The screen was split, showing a side-
by-side of snippets from the blog next to articles from the RAU Eagle.
“It’s a writing style analyzer,” Shelby said. “It’s as close to certain as you could be that the same person wrote this stuff.”
“How did you find her?” I asked, scanning the highlights in the excerpts. Phrasing—especially odd ones—matched. It had to be her. And it all fit. Working in dispatch, she had 24/7 access to every radio in the department. Her “unnamed sources” didn’t even know they were talking to her.
“I read every post on her blog three hundred times, and some stuff started to pop out at me. She has a good grasp of writing and structuring a news story. But she’s green. So I started looking at the college papers,” Shelby said. “I pulled samples from several issues throughout the year and ran them through the analyzer.”

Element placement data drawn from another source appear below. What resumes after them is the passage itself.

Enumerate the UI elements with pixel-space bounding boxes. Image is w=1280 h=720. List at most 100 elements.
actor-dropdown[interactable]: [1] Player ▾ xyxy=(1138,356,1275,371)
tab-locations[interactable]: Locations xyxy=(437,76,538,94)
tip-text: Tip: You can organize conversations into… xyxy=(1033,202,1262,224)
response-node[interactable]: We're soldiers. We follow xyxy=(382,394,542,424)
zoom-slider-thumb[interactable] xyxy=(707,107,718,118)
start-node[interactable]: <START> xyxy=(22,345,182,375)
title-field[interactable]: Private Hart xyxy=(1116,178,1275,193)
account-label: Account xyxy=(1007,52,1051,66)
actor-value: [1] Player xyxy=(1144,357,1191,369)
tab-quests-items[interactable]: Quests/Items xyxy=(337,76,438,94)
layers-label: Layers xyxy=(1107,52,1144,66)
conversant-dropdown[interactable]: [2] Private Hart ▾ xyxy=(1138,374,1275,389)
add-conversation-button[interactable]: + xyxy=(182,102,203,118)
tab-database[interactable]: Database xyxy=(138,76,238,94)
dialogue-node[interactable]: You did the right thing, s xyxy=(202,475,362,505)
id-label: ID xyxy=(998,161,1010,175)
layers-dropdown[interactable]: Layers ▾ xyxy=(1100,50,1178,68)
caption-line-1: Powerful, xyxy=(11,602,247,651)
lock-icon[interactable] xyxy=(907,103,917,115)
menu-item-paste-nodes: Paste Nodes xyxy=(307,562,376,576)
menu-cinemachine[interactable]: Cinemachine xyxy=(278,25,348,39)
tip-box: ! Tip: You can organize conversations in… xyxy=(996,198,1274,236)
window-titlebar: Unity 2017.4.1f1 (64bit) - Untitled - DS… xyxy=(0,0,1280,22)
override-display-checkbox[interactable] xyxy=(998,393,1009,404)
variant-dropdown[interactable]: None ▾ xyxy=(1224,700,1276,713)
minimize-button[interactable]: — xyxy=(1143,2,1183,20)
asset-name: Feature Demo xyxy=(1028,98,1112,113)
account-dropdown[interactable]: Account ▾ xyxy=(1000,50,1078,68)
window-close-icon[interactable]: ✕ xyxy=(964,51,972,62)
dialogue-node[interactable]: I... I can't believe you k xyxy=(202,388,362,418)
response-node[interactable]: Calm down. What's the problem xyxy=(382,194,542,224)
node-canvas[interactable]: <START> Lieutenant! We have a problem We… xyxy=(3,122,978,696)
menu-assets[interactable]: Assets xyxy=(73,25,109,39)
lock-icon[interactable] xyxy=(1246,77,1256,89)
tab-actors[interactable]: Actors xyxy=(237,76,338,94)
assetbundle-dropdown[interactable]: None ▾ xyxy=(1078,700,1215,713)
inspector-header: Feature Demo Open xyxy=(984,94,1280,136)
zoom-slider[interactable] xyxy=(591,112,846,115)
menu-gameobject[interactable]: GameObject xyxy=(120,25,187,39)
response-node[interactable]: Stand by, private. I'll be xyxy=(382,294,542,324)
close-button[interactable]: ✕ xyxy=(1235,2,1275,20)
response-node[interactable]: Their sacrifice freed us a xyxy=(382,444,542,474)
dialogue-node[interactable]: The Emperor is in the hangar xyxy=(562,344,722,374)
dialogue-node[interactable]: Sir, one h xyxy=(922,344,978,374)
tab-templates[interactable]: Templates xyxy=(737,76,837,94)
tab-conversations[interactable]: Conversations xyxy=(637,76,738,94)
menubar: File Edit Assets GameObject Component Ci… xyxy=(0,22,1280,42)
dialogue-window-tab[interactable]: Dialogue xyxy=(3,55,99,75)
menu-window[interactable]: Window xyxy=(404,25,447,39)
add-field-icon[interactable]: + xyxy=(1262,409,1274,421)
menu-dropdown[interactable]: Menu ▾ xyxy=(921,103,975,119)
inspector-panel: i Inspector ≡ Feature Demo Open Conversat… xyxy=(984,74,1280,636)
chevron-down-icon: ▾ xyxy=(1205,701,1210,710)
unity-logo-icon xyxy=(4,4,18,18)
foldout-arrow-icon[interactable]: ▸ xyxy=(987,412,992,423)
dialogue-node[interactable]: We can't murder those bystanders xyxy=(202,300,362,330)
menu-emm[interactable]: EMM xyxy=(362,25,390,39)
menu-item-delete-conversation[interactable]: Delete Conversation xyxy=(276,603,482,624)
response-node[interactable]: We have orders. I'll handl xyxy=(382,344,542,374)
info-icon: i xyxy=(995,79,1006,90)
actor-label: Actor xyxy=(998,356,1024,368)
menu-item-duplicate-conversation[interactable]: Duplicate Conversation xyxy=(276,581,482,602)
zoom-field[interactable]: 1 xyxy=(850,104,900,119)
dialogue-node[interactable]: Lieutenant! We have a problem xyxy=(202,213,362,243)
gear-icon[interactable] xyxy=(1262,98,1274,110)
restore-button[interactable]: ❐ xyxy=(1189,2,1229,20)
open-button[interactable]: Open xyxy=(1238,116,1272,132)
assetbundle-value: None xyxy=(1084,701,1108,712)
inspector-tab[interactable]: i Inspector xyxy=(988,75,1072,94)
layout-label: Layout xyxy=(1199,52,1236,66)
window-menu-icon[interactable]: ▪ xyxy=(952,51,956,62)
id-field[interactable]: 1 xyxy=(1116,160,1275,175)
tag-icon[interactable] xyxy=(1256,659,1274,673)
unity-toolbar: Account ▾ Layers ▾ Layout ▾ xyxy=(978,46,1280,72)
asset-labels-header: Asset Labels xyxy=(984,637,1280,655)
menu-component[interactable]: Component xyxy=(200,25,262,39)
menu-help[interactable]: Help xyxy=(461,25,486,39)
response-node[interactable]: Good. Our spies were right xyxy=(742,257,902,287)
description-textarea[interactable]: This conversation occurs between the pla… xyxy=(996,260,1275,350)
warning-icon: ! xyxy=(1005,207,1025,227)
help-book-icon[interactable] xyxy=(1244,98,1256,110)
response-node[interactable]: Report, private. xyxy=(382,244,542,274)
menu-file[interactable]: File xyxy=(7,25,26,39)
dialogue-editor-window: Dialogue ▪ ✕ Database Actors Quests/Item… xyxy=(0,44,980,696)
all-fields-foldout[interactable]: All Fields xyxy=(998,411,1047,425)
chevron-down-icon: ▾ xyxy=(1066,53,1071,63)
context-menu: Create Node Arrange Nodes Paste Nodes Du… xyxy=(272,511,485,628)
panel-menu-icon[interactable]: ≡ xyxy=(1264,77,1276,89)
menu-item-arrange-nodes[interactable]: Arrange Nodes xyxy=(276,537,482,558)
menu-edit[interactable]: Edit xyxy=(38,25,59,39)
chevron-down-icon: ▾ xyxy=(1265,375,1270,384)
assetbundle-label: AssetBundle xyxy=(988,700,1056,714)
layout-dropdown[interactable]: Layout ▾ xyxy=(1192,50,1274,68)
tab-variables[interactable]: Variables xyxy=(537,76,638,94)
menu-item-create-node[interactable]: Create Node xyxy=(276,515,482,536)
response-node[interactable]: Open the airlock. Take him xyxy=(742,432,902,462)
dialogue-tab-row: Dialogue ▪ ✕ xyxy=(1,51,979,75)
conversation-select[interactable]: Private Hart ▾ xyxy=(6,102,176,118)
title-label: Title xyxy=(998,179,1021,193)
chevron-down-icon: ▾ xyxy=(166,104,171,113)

“That had to be hours of work.” I smiled. “And it’s brilliant. Thanks, Shelby.”
“I hit this about three this morning, and then I couldn’t sleep, I was so excited,” she said. “I guess that’s how you feel when you’re working on one of your Nancy Drew stories.”
“Just about. You’re not a bad Nancy yourself.”
“I’m more of a Bess,” she said. “But I’m good with that. This was fun, Nichelle. Thanks for letting me help.”
I wasn’t sure I’d “let” her do anything. But since she seemed to want to think that, I just nodded.
“Let’s find a dispatcher, shall we?” I asked, another puzzle piece falling in as the times on the blog flitted through my head. “She works the early shift–that’s why she doesn’t post between seven and three.”
Shelby was quiet on the short ride to police headquarters. I was glad of it, too many things whirling through my fried brain to make small talk.
We checked in at the desk and the sergeant smiled. “You here to see White or Landers?” he asked.
“Neither.” Yet. “We’re actually looking for a dispatcher this morning, Sam.” I glanced at Shelby, waiting for the name.
“Alexa,” she said brightly. “Alexa Reading.”
“You aren’t supposed to interview anyone without Detective White’s say-so.” Sam frowned.
“I’m not really looking for an interview.” I smiled. “And I promise, Aaron would approve of my intentions.”